The following spreadsheet shows the total number of detected keypoints on the preceding vehicle, on all ten images of the dataset, along with a note on the distribution of their neighborhood size, for all combinations of detectors (rows) and descriptors (columns) implemented:
OpenCV library was compiled without CUDA support. Used matcher MAT_FLANN, match descriptor DES_BINARY, and selector SEL_NN for all runs.
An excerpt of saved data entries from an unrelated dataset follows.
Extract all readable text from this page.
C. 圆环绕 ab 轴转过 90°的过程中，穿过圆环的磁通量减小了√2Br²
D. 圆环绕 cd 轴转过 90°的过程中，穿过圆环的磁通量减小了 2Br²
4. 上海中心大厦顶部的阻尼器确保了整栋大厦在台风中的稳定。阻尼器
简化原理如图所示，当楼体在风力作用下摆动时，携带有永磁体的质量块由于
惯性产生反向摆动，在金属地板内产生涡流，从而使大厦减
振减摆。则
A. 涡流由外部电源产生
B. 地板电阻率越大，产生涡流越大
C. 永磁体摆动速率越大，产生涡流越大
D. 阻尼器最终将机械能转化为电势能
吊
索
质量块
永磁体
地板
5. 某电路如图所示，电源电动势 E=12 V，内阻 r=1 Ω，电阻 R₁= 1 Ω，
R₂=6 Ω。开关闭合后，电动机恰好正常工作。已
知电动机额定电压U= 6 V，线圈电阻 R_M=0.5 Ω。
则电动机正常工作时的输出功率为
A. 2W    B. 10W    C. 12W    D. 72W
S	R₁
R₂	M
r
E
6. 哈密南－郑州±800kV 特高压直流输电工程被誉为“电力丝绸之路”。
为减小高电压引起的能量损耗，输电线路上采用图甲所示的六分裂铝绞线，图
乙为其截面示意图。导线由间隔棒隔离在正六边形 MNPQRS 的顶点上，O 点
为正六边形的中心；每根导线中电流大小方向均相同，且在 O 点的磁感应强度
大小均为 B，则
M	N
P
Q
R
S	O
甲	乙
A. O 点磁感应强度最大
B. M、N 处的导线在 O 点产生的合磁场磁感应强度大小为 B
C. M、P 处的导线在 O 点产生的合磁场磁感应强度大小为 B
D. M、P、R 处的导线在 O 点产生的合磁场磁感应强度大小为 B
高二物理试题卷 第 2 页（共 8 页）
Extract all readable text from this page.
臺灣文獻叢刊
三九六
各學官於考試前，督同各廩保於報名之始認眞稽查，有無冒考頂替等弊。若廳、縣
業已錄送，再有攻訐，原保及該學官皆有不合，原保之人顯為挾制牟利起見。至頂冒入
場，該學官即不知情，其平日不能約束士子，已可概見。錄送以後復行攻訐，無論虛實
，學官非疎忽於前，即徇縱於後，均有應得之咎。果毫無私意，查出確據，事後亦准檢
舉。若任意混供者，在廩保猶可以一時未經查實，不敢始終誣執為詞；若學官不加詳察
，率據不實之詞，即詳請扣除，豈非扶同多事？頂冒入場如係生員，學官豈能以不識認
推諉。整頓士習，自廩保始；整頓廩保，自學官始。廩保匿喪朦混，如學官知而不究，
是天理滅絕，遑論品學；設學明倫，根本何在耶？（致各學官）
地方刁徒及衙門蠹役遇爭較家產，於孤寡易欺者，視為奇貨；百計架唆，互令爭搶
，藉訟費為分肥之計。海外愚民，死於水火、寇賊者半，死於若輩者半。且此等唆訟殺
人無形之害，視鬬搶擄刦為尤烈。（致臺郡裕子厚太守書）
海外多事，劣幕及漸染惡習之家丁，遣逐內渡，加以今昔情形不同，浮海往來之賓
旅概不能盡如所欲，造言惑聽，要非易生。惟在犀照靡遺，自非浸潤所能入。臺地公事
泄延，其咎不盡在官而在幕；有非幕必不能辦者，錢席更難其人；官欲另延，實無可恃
BRISK | BRIEF | ORB | FREAK | AKASE | SIFT | |
---|---|---|---|---|---|---|
SHITOMASI | 13423 | 13423 | 13423 | 13423 | N/A | 13423 |
HARRIS | 1737 | 1737 | 1737 | 1737 | N/A | 1737 |
FAST | 17874 | 17874 | 17874 | 17874 | N/A | 17874 |
BRISK | 27116 | 27116 | 27116 | 27116 | N/A | 27116 |
ORB | 5000 | 5000 | 5000 | 5000 | N/A | 5000 |
AKAZE | 13429 | 13429 | 13429 | 13429 | 13429 | 13429 |
SIFT | 13860 | 13860 | N/A | 13860 | N/A | 13860 |
The following spreadsheet shows the total number of matched keypoints on the preceding vehicle, on all ten images of the dataset, for all combinations of detectors (rows) and descriptors (columns) implemented:
BRISK | BRIEF | ORB | FREAK | AKASE | SIFT | |
---|---|---|---|---|---|---|
SHITOMASI | 1067 | 1067 | 1067 | 1067 | N/A | 1067 |
HARRIS | 214 | 214 | 214 | 214 | N/A | 214 |
FAST | 1348 | 1348 | 1348 | 1348 | N/A | 1348 |
BRISK | 2508 | 2508 | 2508 | 2326 | N/A | 2508 |
ORB | 950 | 1033 | 1033 | 549 | N/A | 1033 |
AKAZE | 1491 | 1491 | 1491 | 1491 | 1491 | 1491 |
SIFT | 1249 | 1250 | N/A | 1240 | N/A | 1250 |
The following spreadsheet shows the keypoints detection total time, on all ten images of the dataset, for all combinations of detectors (rows) and descriptors (columns) implemented:
BRISK | BRIEF | ORB | FREAK | AKASE | SIFT | |
---|---|---|---|---|---|---|
SHITOMASI | 94.2 | 104 | 97.7 | 81.0 | N/A | 99.7 |
HARRIS | 95.5 | 98.1 | 109.9 | 92.4 | N/A | 107.6 |
FAST | 7.9 | 7.9 | 7.7 | 7.6 | N/A | 8.0 |
BRISK | 300.2 | 302 | 298.4 | 300.3 | N/A | 300.4 |
ORB | 146.5 | 149.1 | 154.4 | 146.5 | N/A | 159.3 |
AKAZE | 356.4 | 400.3 | 380.2 | 347.2 | 436.9 | 403.3 |
SIFT | 520.5 | 546.5 | N/A | 538.7 | N/A | 413.1 |
The following spreadsheet shows the descriptor extraction total time, on all ten images of the dataset, for all combinations of detectors (rows) and descriptors (columns) implemented:
BRISK | BRIEF | ORB | FREAK | AKASE | SIFT | |
---|---|---|---|---|---|---|
SHITOMASI | 12.4 | 7.5 | 6.6 | 197.4 | N/A | 96.4 |
HARRIS | 4.2 | 1.9 | 6.5 | 196.4 | N/A | 88.61 |
FAST | 14.3 | 7.7 | 8.4 | 205.8 | N/A | 101.8 |
BRISK | 23.1 | 5.7 | 34.3 | 205.0 | N/A | 138.0 |
ORB | 11.1 | 3.4 | 35.2 | 201.6 | N/A | 169.10 |
AKAZE | 13.8 | 5.8 | 24.2 | 216.7 | 345.4 | 112.4 |
SIFT | 11.6 | 6.4 | N/A | 203.1 | N/A | 370.5 |
Based on the data above, the top three detector/descriptor combinations recommended as the best choices for the purpose of detecting keypoints on vehicles are:
I also reduced the ROI window and tried a few more runs with the different matchers and selectors, but overall the above recommendations seemed to still hold. If given more time I would compile OpenCV with CUDA support but I have already spent a large amount of time on this project as is. I believe this work covers all points of the rubric appropriately.